One might contend that it’s a slight stretch to include this book in Wilderness Week, but Going Dutch in Beijing treats the great wide world as a kind of wilderness. First time backpackers would be wise to buy a copy of this one. Its handsome jacket is even in the design of a passport.
GDIB is ostensibly An International Guide to Doing the Right Thing, but even if you don’t travel much, or indeed have never travelled at all, it’s a fascinating book full of mind-boggling discoveries. During the reading process, I was so amazed at the accounts of different cultures and traditions, that – somewhat annoyingly – I started littering conversations with new facts. ‘Listen to this one’ I would enthuse, as my husband pondered the problem pages of PC Pro.
In places it’s also rather a funny book and Mark McCrum comes across as a relaxed, affable chap, with an ear for the absurd. I expected to dip in and out of it, but I read it, in order, from cover to cover, frequently rereading the more surprising passages.
The book covers a range of subjects from greetings, customs, conversation stoppers, dress codes, Mongolian footsie, the karma of beggars, to the consumption of rat pudding, deep-fried guinea pig and coffee brewed from beans vomited by weasels. ‘Petiquette’ is an unsettling section on the tough time that animals can have in certain cultures. Cats are apparently eaten in parts of China:
particularly in the dish called ‘Dragon, Tiger and Phoenix,’ which mixes cat with snake and chicken. In Korea cats are not just eaten but boiled alive with herbs to make goyangi soju (‘cat tonic’), a remedy for arthritis.
Dogs also have it rough – in Arab countries they’re apparently considered unclean:
the Prophet Mohammed (PBUH) is supposed to have said that angels will not visit any house that contains a dog. Another hadith [traditions relating to the life and sayings of Mohammed – originally oral traditions, now preserved in written accounts] proclaims that for every day you own a dog your good deeds in life are diminished.
There are also very depressing and upsetting elements relating to women, like “women-whipping.”
Among the Hamar people of Southern Ethiopia male physical dominance is taken to extreme levels.

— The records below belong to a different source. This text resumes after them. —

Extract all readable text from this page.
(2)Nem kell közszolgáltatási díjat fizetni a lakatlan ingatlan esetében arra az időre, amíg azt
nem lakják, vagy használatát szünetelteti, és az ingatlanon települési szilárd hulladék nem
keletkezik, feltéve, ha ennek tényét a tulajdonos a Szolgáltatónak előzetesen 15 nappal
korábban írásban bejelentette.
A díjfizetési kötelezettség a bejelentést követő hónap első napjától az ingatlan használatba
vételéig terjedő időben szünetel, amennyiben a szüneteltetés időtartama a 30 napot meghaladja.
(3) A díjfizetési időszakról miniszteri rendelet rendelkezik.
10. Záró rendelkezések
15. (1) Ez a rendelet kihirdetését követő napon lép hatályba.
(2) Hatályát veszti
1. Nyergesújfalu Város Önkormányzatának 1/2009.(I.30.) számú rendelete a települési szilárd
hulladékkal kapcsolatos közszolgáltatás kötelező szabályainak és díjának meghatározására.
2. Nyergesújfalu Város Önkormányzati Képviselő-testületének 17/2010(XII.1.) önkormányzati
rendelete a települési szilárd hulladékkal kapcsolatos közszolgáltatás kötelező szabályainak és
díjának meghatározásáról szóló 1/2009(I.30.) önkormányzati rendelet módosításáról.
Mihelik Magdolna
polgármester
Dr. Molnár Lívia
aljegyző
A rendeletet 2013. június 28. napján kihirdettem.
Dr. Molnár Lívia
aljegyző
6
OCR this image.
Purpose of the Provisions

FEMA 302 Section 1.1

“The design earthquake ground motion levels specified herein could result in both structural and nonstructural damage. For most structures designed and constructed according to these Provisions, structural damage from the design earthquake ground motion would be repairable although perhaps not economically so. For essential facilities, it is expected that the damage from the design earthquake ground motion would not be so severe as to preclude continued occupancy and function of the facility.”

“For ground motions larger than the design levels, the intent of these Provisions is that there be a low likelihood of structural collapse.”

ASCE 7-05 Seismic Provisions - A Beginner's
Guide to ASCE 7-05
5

When the time comes for a young man to be initiated (by jumping over a row of castrated bulls), his sisters must submit to being whipped by a group of newly initiated men known as the maz. Nor is this the end of it. Once married, a wife can expect regular beatings from her husband if she fails in such duties as keeping the house tidy or preparing a meal.
There is mention of the ‘kitchen killings’ in India, where it is alleged that wives found to have insufficient dowries can be murdered by their new inlaws in mysterious ‘kitchen accidents.’ According to GDIB, Indian statistics reveal that one of these murders occurs every hundred minutes.
Serious cultural elements aside, there are more flippant moments too, and the book is packed with amusing anecdotes. Mark Elliingham, the founder of Rough Guides, says that Going Dutch in Beijing, “Makes travelling a piece of cake” but I’m not sure I’d go that far. I’m more in agreement with the author Danny Wallace who describes this book as “essentially the Rough Guide to Not Getting Beaten Up Abroad.”
However, while Doing The Right Thing might be the objective, there is a certain charm and entertainment factor in doing the wrong thing. One gets the sense that Mark McCrum has learned the hard way.
Going Dutch in Beijing by Mark McCrum. 260 pages. Hardback. Profile Books. ISBN 978-1-86197-862-2. 2007. £9.99.